In der Praxis stellen die Änderungen einen Ermittler vor neue Herausforderungen, wenn es darum geht, ein Strafverfahren einzuleiten, eine Durchsuchung durchzuführen oder eine Person zu inhaftieren, nur weil sie sich zur Religion der Zeugen Jehovas bekennt oder sich in einem Gottesdienst mit einer anderen Person trifft. Gerichte sollten es nicht länger als Verbrechen ansehen, die Bibel oder geistliche Literatur zu lesen, über den eigenen Glauben zu sprechen oder Ähnliches. Es ist auch kein Verbrechen, Glaubensbrüder einzuberufen, um gemeinsam friedlich die Religion der Zeugen Jehovas auszuüben, Rituale wie die Wassertaufe vorzubereiten und durchzuführen. Seit 2017 werden solche Handlungen zu Unrecht nach Artikel 282 Absatz 2 Teil 1 des Strafgesetzbuches (Organisation der Aktivitäten einer verbotenen Organisation) verfolgt.

Welche Handlungen können dann nach den neuen Ergänzungen als Verbrechen angesehen werden?

"Bei der Prüfung eines Strafverfahrens wegen eines Verbrechens nach Artikel 282.2 des Strafgesetzbuches der Russischen Föderation sollte das Gericht feststellen, welche konkreten Handlungen der Täter begangen hat, welche Bedeutung sie für die Aufrechterhaltung oder Erneuerung der Tätigkeit der Organisation haben, gegen die das Gericht eine vollstreckbare Entscheidung getroffen hat, sie zu liquidieren oder ihre Aktivitäten aufgrund von Extremismus zu verbieten, sowie welche Motive die Person bei der Begehung dieser Handlungen geleitet haben." Mit anderen Worten, die Ermittler müssen nun die Formulierungen rechtfertigen, die in den Anklageschriften gegen Jehovas Zeugen häufig verwendet werden: "kriminelle Absichten erkennen", "aus extremistischen Motiven handeln", "sich der Rechtswidrigkeit ihrer Handlungen bewusst sein", "kriminelle Absprachen eingegangen sein", "als Teil einer Gruppe von Personen durch vorherige Absprache", "nicht freiwillig die Teilnahme an Aktivitäten einstellen", "die Absicht haben, die Aktivitäten wieder aufzunehmen" und andere.

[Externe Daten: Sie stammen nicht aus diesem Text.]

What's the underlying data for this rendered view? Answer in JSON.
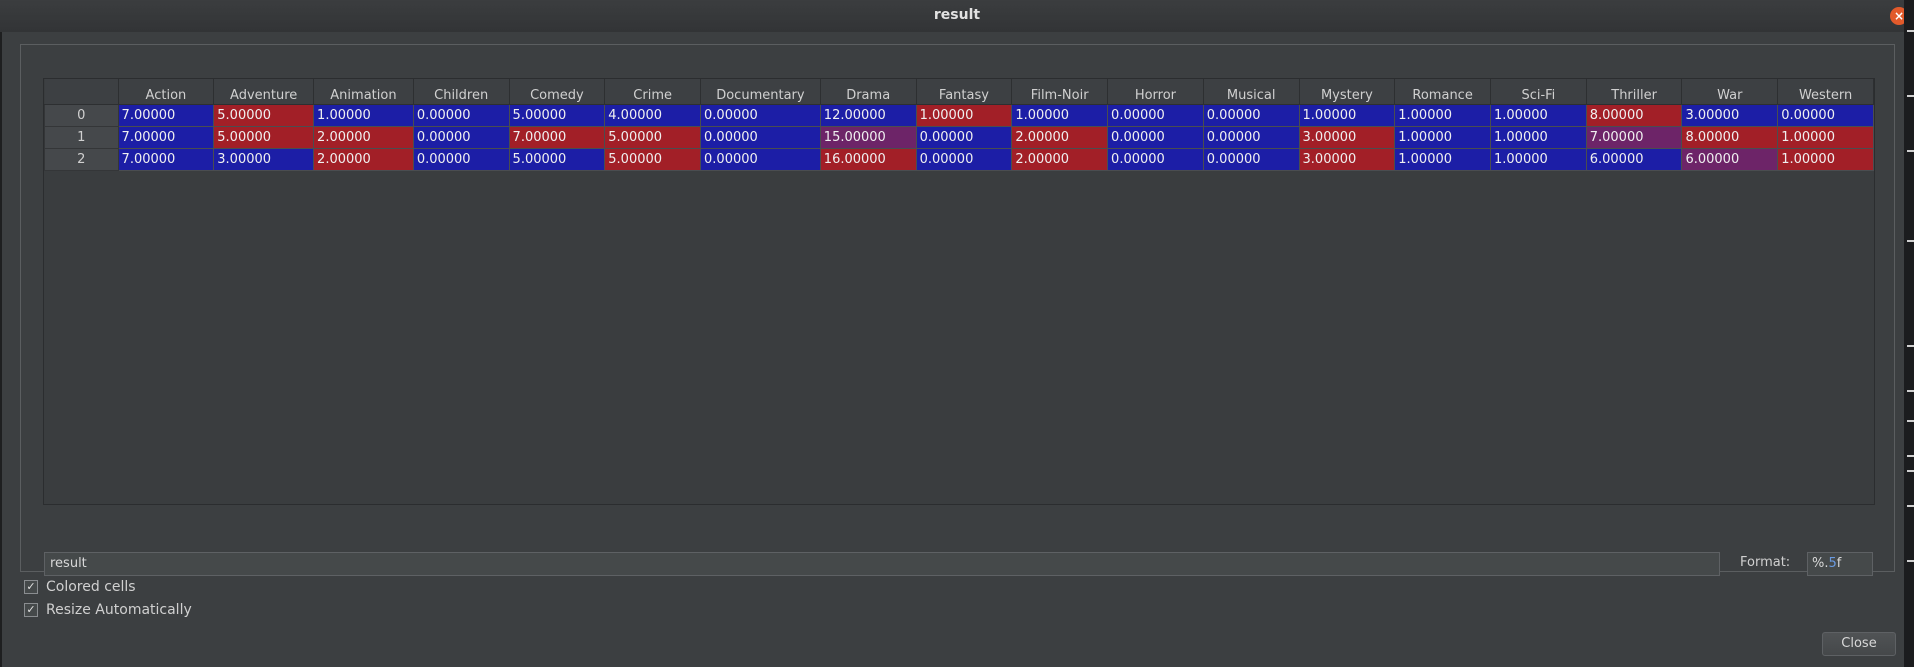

Verpflichten diese Änderungen die Gerichte, die bereits verhängten Urteile zu überprüfen?

Bei der Prüfung von Berufungen und Kassationsbeschwerden sind die Gerichte verpflichtet, die Änderungen des Plenums zu berücksichtigen.

Bis zum 28. Oktober gab es 152 Verurteilungen von Jehovas Zeugen. Von diesen sind die Urteile von 40 Gläubigen in Berufung und daher noch nicht in Kraft getreten. Die übrigen Urteile für die Gläubigen sind bereits in Kraft getreten und werden derzeit in Kassationsverfahren angefochten.

Die Urteile von weiteren elf Gläubigen wurden bereits von den Kassationsgerichten überprüft, aber das russische Recht räumt ihnen das Recht ein, eine zweite Kassationsbeschwerde vor dem Obersten Gerichtshof Russlands einzulegen. Die 70-jährige Walentina Baranowskaja bereitet derzeit ihre zweite Kassationsbeschwerde vor dem Obersten Gerichtshof vor. Valentina bleibt im Gefängnis, obwohl sie während der Ermittlungen einen Schlaganfall erlitten hat. Die internationale Menschenrechtsgemeinschaft, die Russlands Umgang mit Jehovas Zeugen wiederholt kritisiert hat, wartet gespannt darauf, wie der Oberste Gerichtshof Russlands die neuen Änderungen anwenden und die Frau freilassen wird, wenn er sich in den kommenden Monaten mit dem Fall Baranowskaja befasst.